Parameters:	handle – A file-like object or path to hash from. want_hex (`bool`) – If `True`, returned hash will be hex-encoded. limit (`int`) – Maximum number of bytes to read (rounded up to a multiple of `CHUNK_SIZE`) chunk_size (`int`) – Size of `read()` operations in bytes.
Return type:	`str`
Returns:	A binary or hex-encoded SHA1 hash.

Note

It is your responsibility to close any file-like objects you pass in

fastdupes.main()[source]¶: The main entry point, compatible with setuptools.

fastdupes.multiglob_compile(globs, prefix=False)[source]¶

Generate a single “A or B or C” regex from a list of shell globs.

Parameters:	globs (iterable of `str`) – Patterns to be processed by `fnmatch`. prefix (`bool`) – If `True`, then `match()` will perform prefix matching rather than exact string matching.
Return type:	`re.RegexObject`

fastdupes.print_defaults()[source]¶: Pretty-print the contents of DEFAULTS

fastdupes.pruneUI(dupeList, mainPos=1, mainLen=1)[source]¶

Display a list of files and prompt for ones to be kept.

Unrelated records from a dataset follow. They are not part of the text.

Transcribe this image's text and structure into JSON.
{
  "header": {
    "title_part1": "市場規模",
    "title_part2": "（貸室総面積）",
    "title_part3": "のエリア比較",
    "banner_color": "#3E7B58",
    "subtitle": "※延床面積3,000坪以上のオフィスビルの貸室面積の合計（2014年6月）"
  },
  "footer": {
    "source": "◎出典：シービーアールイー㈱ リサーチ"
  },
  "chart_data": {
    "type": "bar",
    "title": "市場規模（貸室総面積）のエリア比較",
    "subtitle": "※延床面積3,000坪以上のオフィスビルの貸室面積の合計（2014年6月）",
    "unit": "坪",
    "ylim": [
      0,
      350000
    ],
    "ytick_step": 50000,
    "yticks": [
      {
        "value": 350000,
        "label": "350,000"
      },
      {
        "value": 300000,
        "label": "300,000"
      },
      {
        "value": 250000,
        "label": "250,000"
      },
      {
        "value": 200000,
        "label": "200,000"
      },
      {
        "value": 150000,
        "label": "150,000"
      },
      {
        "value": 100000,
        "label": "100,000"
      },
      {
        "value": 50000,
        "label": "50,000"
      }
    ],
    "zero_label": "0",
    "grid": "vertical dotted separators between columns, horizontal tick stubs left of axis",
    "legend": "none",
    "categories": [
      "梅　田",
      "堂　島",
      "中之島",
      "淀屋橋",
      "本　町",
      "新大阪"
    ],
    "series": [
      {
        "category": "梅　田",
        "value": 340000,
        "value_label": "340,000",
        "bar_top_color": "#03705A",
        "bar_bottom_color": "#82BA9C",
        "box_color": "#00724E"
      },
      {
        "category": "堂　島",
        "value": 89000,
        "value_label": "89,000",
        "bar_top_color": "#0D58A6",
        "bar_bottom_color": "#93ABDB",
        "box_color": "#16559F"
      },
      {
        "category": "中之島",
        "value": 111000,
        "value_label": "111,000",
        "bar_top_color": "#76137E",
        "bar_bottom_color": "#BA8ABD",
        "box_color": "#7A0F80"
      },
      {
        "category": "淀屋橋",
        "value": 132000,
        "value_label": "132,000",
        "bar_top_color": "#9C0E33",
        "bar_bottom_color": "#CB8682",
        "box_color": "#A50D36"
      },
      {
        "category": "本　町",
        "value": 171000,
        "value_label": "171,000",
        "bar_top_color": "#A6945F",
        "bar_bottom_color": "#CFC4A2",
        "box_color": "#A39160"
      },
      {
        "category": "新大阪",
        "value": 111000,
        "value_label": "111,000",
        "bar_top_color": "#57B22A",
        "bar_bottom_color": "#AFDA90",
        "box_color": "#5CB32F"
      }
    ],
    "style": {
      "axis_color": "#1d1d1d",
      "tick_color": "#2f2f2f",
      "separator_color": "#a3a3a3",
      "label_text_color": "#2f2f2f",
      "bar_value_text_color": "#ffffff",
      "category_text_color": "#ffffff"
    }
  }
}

The user may enter all or one or more numbers separated by spaces and/or commas.

Note

It is impossible to accidentally choose to keep none of the displayed files.

Parameters:	dupeList (`list`) – A list duplicate file paths mainPos (`int`) – Used to display “set X of Y” mainLen (`int`) – Used to display “set X of Y”
Returns:	A list of files to be deleted.
Return type:	`int`

fastdupes.sizeClassifier(paths, *args, **kwargs)[source]¶

Sort a file into a group based on on-disk size.

Parameters:	paths – See `fastdupes.groupify()` min_size (`__builtins__.int`) – Files smaller than this size (in bytes) will be ignored.
Returns:	See `fastdupes.groupify()`

Todo

Rework the calling of stat() to minimize the number of calls. It’s a fairly significant percentage of the time taken according to the profiler.